Carnival Stock Fell Despite Tigress Financial’s Prediction That “Post-pandemic Recovery Will Drive Booking Trends”
Carnival Stock (NYSE:CCL)
In a research note published on Thursday, Tigress Financial reaffirmed its Buy rating on Carnival stock (NYSE:CCL) and set a price objective of $13 per share.
Investors were informed in a note by the companys analysts that the company believes a significant post-pandemic travel rebound and re-accelerating growth in the cruise sector will continue to drive positive booking and price trends.
The analysts noted that CCL stock could have a considerable improvement in Business Performance trends as cruise industry booking patterns continue to accelerate, the industry experiences a continuing rebound, and as it restores its fleet to service coupled with continuous fleet optimization and improved operational efficiency.
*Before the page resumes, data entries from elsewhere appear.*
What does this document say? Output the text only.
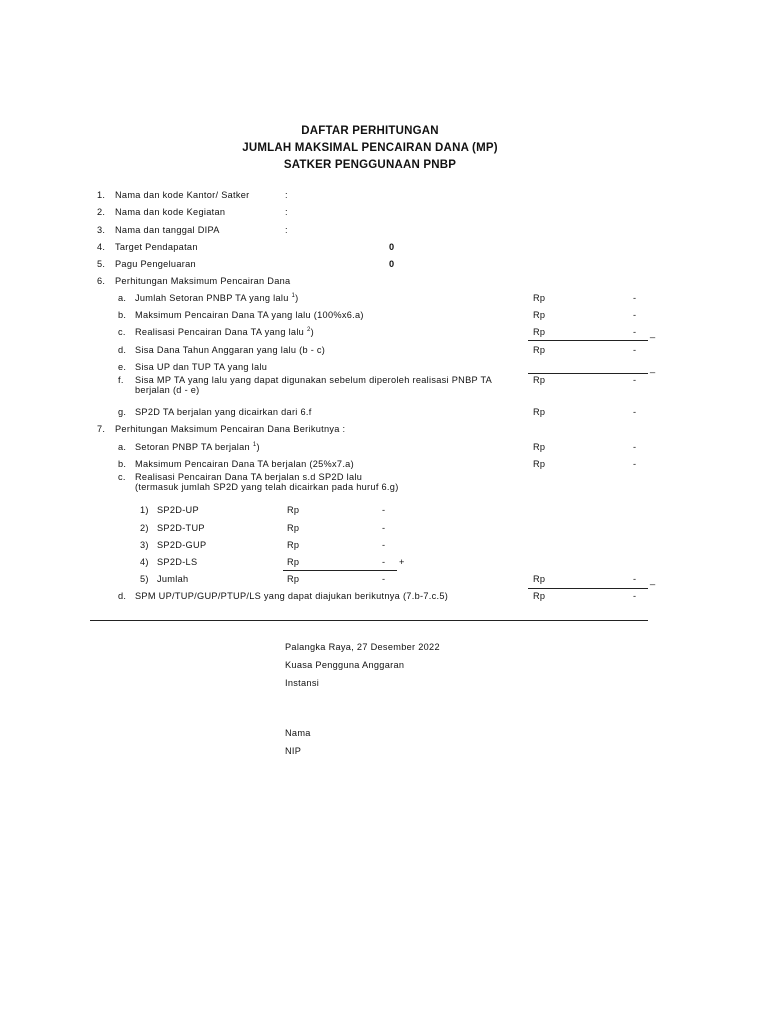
DAFTAR PERHITUNGAN
JUMLAH MAKSIMAL PENCAIRAN DANA (MP)
SATKER PENGGUNAAN PNBP
1. Nama dan kode Kantor/ Satker	:
2. Nama dan kode Kegiatan	:
3. Nama dan tanggal DIPA	:
4. Target Pendapatan	0
5. Pagu Pengeluaran	0
6. Perhitungan Maksimum Pencairan Dana
a. Jumlah Setoran PNBP TA yang lalu $^1$)	Rp	-
b. Maksimum Pencairan Dana TA yang lalu (100%x6.a)	Rp	-
c. Realisasi Pencairan Dana TA yang lalu $^2$)	Rp	- _
d. Sisa Dana Tahun Anggaran yang lalu (b - c)	Rp	-
e. Sisa UP dan TUP TA yang lalu	_
f. Sisa MP TA yang lalu yang dapat digunakan sebelum diperoleh realisasi PNBP TA
berjalan (d - e)
Rp	-
g. SP2D TA berjalan yang dicairkan dari 6.f	Rp	-
7. Perhitungan Maksimum Pencairan Dana Berikutnya :
a. Setoran PNBP TA berjalan $^1$)	Rp	-
b. Maksimum Pencairan Dana TA berjalan (25%x7.a)	Rp	-
c. Realisasi Pencairan Dana TA berjalan s.d SP2D lalu
(termasuk jumlah SP2D yang telah dicairkan pada huruf 6.g)
1) SP2D-UP	Rp	-
2) SP2D-TUP	Rp	-
3) SP2D-GUP	Rp	-
4) SP2D-LS	Rp	- +
5) Jumlah	Rp	-	Rp	- _
d. SPM UP/TUP/GUP/PTUP/LS yang dapat diajukan berikutnya (7.b-7.c.5)	Rp	-
Palangka Raya, 27 Desember 2022
Kuasa Pengguna Anggaran
Instansi
Nama
NIP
The analysts believed that solid booking and onboard spending patterns would support a considerable rebound in company performance trends, revenue, and economic operating cash flow. Net operating profit after tax is projected to approach pre-pandemic record levels by the end of 2023.
Eight of CCLs nine cruise brands are expected to have their complete fleet in service by the end of 2022, positioning the company to reap the benefits of the tourism industrys post-pandemic rebound, rising consumer spending patterns, and the companys continued ramp-up of fleet deployment. Demand for cruises is holding steady, and it is anticipated that CCL would return to its pre-COVID revenue levels by the end of 2023, analysts said.